I believe that the filmmaker guided by faith and religious tradition now must embrace (or run from) a new freedom. As Christians in a society that has lost even its secular moorings, we are no longer obligated by even reasonable accommodation. Of course, as people of faith we have moral obligations to reach out, whether as artists or in ministry, to those in need. But we can now see more clearly that the most prevalent and devastating poverty in America is not primarily economic but spiritual—the result of a loss of common standards of historic proportions. We face a poverty of alienation and despair that no government program can remedy.

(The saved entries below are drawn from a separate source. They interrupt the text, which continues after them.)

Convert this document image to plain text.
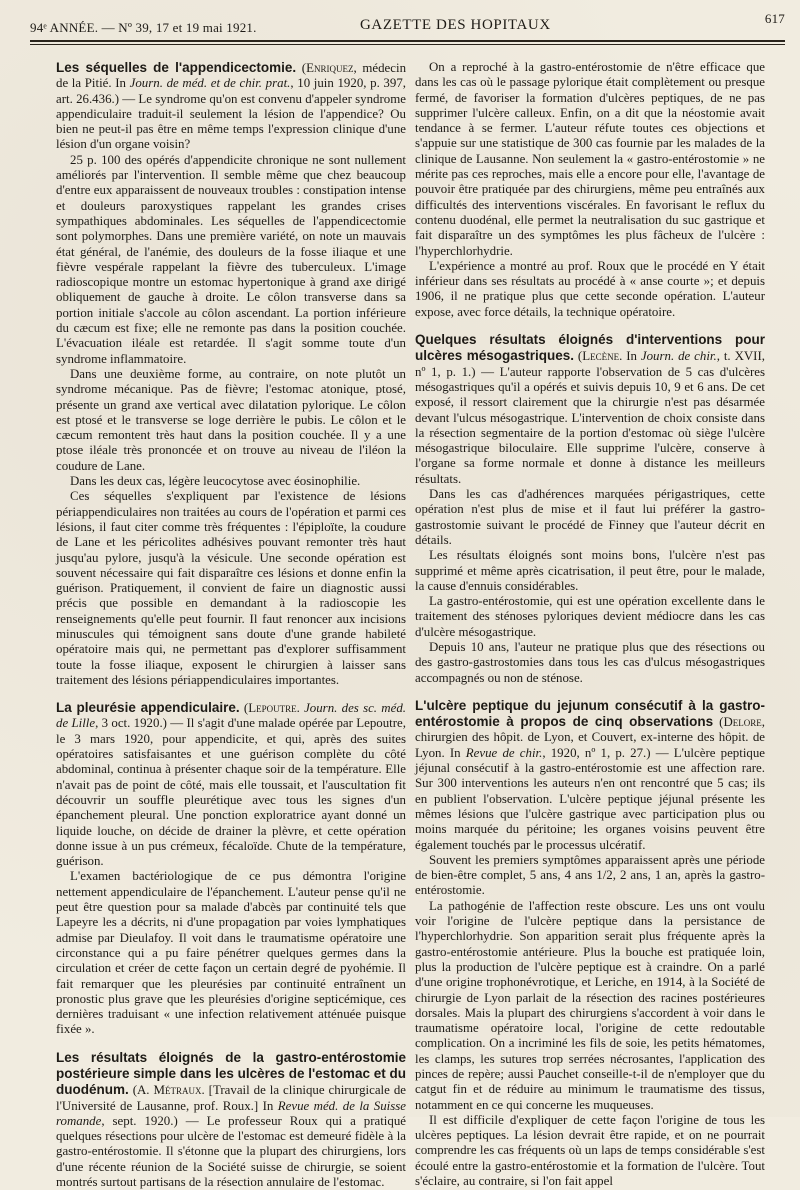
94ᵉ ANNÉE. — Nº 39, 17 et 19 mai 1921.	GAZETTE DES HOPITAUX	617

Les séquelles de l'appendicectomie. (Enriquez, médecin de la Pitié. In Journ. de méd. et de chir. prat., 10 juin 1920, p. 397, art. 26.436.) — Le syndrome qu'on est convenu d'appeler syndrome appendiculaire traduit-il seulement la lésion de l'appendice? Ou bien ne peut-il pas être en même temps l'expression clinique d'une lésion d'un organe voisin?

25 p. 100 des opérés d'appendicite chronique ne sont nullement améliorés par l'intervention. Il semble même que chez beaucoup d'entre eux apparaissent de nouveaux troubles : constipation intense et douleurs paroxystiques rappelant les grandes crises sympathiques abdominales. Les séquelles de l'appendicectomie sont polymorphes. Dans une première variété, on note un mauvais état général, de l'anémie, des douleurs de la fosse iliaque et une fièvre vespérale rappelant la fièvre des tuberculeux. L'image radioscopique montre un estomac hypertonique à grand axe dirigé obliquement de gauche à droite. Le côlon transverse dans sa portion initiale s'accole au côlon ascendant. La portion inférieure du cæcum est fixe; elle ne remonte pas dans la position couchée. L'évacuation iléale est retardée. Il s'agit somme toute d'un syndrome inflammatoire.

Dans une deuxième forme, au contraire, on note plutôt un syndrome mécanique. Pas de fièvre; l'estomac atonique, ptosé, présente un grand axe vertical avec dilatation pylorique. Le côlon est ptosé et le transverse se loge derrière le pubis. Le côlon et le cæcum remontent très haut dans la position couchée. Il y a une ptose iléale très prononcée et on trouve au niveau de l'iléon la coudure de Lane.

Dans les deux cas, légère leucocytose avec éosinophilie.

Ces séquelles s'expliquent par l'existence de lésions périappendiculaires non traitées au cours de l'opération et parmi ces lésions, il faut citer comme très fréquentes : l'épiploïte, la coudure de Lane et les péricolites adhésives pouvant remonter très haut jusqu'au pylore, jusqu'à la vésicule. Une seconde opération est souvent nécessaire qui fait disparaître ces lésions et donne enfin la guérison. Pratiquement, il convient de faire un diagnostic aussi précis que possible en demandant à la radioscopie les renseignements qu'elle peut fournir. Il faut renoncer aux incisions minuscules qui témoignent sans doute d'une grande habileté opératoire mais qui, ne permettant pas d'explorer suffisamment toute la fosse iliaque, exposent le chirurgien à laisser sans traitement des lésions périappendiculaires importantes.

La pleurésie appendiculaire. (Lepoutre. Journ. des sc. méd. de Lille, 3 oct. 1920.) — Il s'agit d'une malade opérée par Lepoutre, le 3 mars 1920, pour appendicite, et qui, après des suites opératoires satisfaisantes et une guérison complète du côté abdominal, continua à présenter chaque soir de la température. Elle n'avait pas de point de côté, mais elle toussait, et l'auscultation fit découvrir un souffle pleurétique avec tous les signes d'un épanchement pleural. Une ponction exploratrice ayant donné un liquide louche, on décide de drainer la plèvre, et cette opération donne issue à un pus crémeux, fécaloïde. Chute de la température, guérison.

L'examen bactériologique de ce pus démontra l'origine nettement appendiculaire de l'épanchement. L'auteur pense qu'il ne peut être question pour sa malade d'abcès par continuité tels que Lapeyre les a décrits, ni d'une propagation par voies lymphatiques admise par Dieulafoy. Il voit dans le traumatisme opératoire une circonstance qui a pu faire pénétrer quelques germes dans la circulation et créer de cette façon un certain degré de pyohémie. Il fait remarquer que les pleurésies par continuité entraînent un pronostic plus grave que les pleurésies d'origine septicémique, ces dernières traduisant « une infection relativement atténuée puisque fixée ».

Les résultats éloignés de la gastro-entérostomie postérieure simple dans les ulcères de l'estomac et du duodénum. (A. Métraux. [Travail de la clinique chirurgicale de l'Université de Lausanne, prof. Roux.] In Revue méd. de la Suisse romande, sept. 1920.) — Le professeur Roux qui a pratiqué quelques résections pour ulcère de l'estomac est demeuré fidèle à la gastro-entérostomie. Il s'étonne que la plupart des chirurgiens, lors d'une récente réunion de la Société suisse de chirurgie, se soient montrés surtout partisans de la résection annulaire de l'estomac.

On a reproché à la gastro-entérostomie de n'être efficace que dans les cas où le passage pylorique était complètement ou presque fermé, de favoriser la formation d'ulcères peptiques, de ne pas supprimer l'ulcère calleux. Enfin, on a dit que la néostomie avait tendance à se fermer. L'auteur réfute toutes ces objections et s'appuie sur une statistique de 300 cas fournie par les malades de la clinique de Lausanne. Non seulement la « gastro-entérostomie » ne mérite pas ces reproches, mais elle a encore pour elle, l'avantage de pouvoir être pratiquée par des chirurgiens, même peu entraînés aux difficultés des interventions viscérales. En favorisant le reflux du contenu duodénal, elle permet la neutralisation du suc gastrique et fait disparaître un des symptômes les plus fâcheux de l'ulcère : l'hyperchlorhydrie.

L'expérience a montré au prof. Roux que le procédé en Y était inférieur dans ses résultats au procédé à « anse courte »; et depuis 1906, il ne pratique plus que cette seconde opération. L'auteur expose, avec force détails, la technique opératoire.

Quelques résultats éloignés d'interventions pour ulcères mésogastriques. (Lecène. In Journ. de chir., t. XVII, nº 1, p. 1.) — L'auteur rapporte l'observation de 5 cas d'ulcères mésogastriques qu'il a opérés et suivis depuis 10, 9 et 6 ans. De cet exposé, il ressort clairement que la chirurgie n'est pas désarmée devant l'ulcus mésogastrique. L'intervention de choix consiste dans la résection segmentaire de la portion d'estomac où siège l'ulcère mésogastrique biloculaire. Elle supprime l'ulcère, conserve à l'organe sa forme normale et donne à distance les meilleurs résultats.

Dans les cas d'adhérences marquées périgastriques, cette opération n'est plus de mise et il faut lui préférer la gastro-gastrostomie suivant le procédé de Finney que l'auteur décrit en détails.

Les résultats éloignés sont moins bons, l'ulcère n'est pas supprimé et même après cicatrisation, il peut être, pour le malade, la cause d'ennuis considérables.

La gastro-entérostomie, qui est une opération excellente dans le traitement des sténoses pyloriques devient médiocre dans les cas d'ulcère mésogastrique.

Depuis 10 ans, l'auteur ne pratique plus que des résections ou des gastro-gastrostomies dans tous les cas d'ulcus mésogastriques accompagnés ou non de sténose.

L'ulcère peptique du jejunum consécutif à la gastro-entérostomie à propos de cinq observations (Delore, chirurgien des hôpit. de Lyon, et Couvert, ex-interne des hôpit. de Lyon. In Revue de chir., 1920, nº 1, p. 27.) — L'ulcère peptique jéjunal consécutif à la gastro-entérostomie est une affection rare. Sur 300 interventions les auteurs n'en ont rencontré que 5 cas; ils en publient l'observation. L'ulcère peptique jéjunal présente les mêmes lésions que l'ulcère gastrique avec participation plus ou moins marquée du péritoine; les organes voisins peuvent être également touchés par le processus ulcératif.

Souvent les premiers symptômes apparaissent après une période de bien-être complet, 5 ans, 4 ans 1/2, 2 ans, 1 an, après la gastro-entérostomie.

La pathogénie de l'affection reste obscure. Les uns ont voulu voir l'origine de l'ulcère peptique dans la persistance de l'hyperchlorhydrie. Son apparition serait plus fréquente après la gastro-entérostomie antérieure. Plus la bouche est pratiquée loin, plus la production de l'ulcère peptique est à craindre. On a parlé d'une origine trophonévrotique, et Leriche, en 1914, à la Société de chirurgie de Lyon parlait de la résection des racines postérieures dorsales. Mais la plupart des chirurgiens s'accordent à voir dans le traumatisme opératoire local, l'origine de cette redoutable complication. On a incriminé les fils de soie, les petits hématomes, les clamps, les sutures trop serrées nécrosantes, l'application des pinces de repère; aussi Pauchet conseille-t-il de n'employer que du catgut fin et de réduire au minimum le traumatisme des tissus, notamment en ce qui concerne les muqueuses.

Il est difficile d'expliquer de cette façon l'origine de tous les ulcères peptiques. La lésion devrait être rapide, et on ne pourrait comprendre les cas fréquents où un laps de temps considérable s'est écoulé entre la gastro-entérostomie et la formation de l'ulcère. Tout s'éclaire, au contraire, si l'on fait appel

What is needed, as always, is faith, family, and genuine community. Our work as filmmakers must now be in that context, and we must labor to overcome our own alienation. This is what I mean by our new freedom; whether we welcome it or not, we are no longer bound by the illusions of success or material security. We are forced by freedom to do our best and most unaccommodating work.

If I am now more sober in my appraisal than in 1998, I’m also more encouraged. I predicted that the communities necessary for the freedom to create the art we are called to achieve would only be formed out of necessity. The necessity is increasingly apparent.

Artists, like other people of faith, face some decisive choices. Presuming that we recognize that seeking success in what’s left of a mainstream is as undesirable as it is illusory, I suggest that we have two remaining options: we can either hope to restore some foundation, moral and aesthetic, for our work, or we must venture forth into the desert with the biblical analogies as guides.

By restoring foundations, I mean reinvigorating the artistic forms of the past. As I disavow the concept of “progress” in the arts as one of the disordered notions of modernity, I would welcome the recovery of the great tradition of the West. There are giants of the past upon whose shoulders I would gladly climb. This would require, however—as it always has—enormous discipline, as well as the recognition of not merely standards but authority. Frankly, it is hard to imagine a contemporary American willing to put on that harness.

In the art of film, what might this restoration imply?

Do we aspire to make films in the manner of Hollywood, old or new? Do we still find credible the smooth linearity of the storyline, despite its utter lack of truthfulness and reality? Religious artists are always at risk of allowing our faith to slip into wish-fulfillment. Do the dreams that Hollywood still sells tempt us to our own escape from reality?

There are, of course, other traditions in the art of film—European and Asian, such as the postwar neorealists and later cinéma vérité explorations. But what is it that we hope to offer in our work? What needs do we sense that should be met?

If we hope to offer something more substantial than pious propaganda (the trap of the American Christian) how can we share the grace we have been granted by Christ? Under these increasingly bleak circumstances, isn’t this going to require something so bold as to appear new?

This second path, the desert path, seems to me inescapable. As much as I revere the filmmakers of the past, I don’t see how their forms are going to contain the demands of our content. In other words, we are now blessed or condemned to a new freedom forced by our increasing marginalization. I find nothing in this challenge discouraging, but then, I’m no longer trying to make films and a living at the same time.

Elsewhere I’ve suggested—if not advocated—that the contemporary filmmaker is now more comparable to a poet than an entertainer, though I do not disparage the latter. This is because in a post-cultural atmosphere in which language is so debased, only forms of poetry, the idiom that best expresses the transcendent, are likely to communicate or, better, commune with others.

If my musing and speculations of some years ago are still of value, I hope they will encourage you to persist in the search for the appropriate forms for the always new and liberating message of the Gospel. You are in my prayers.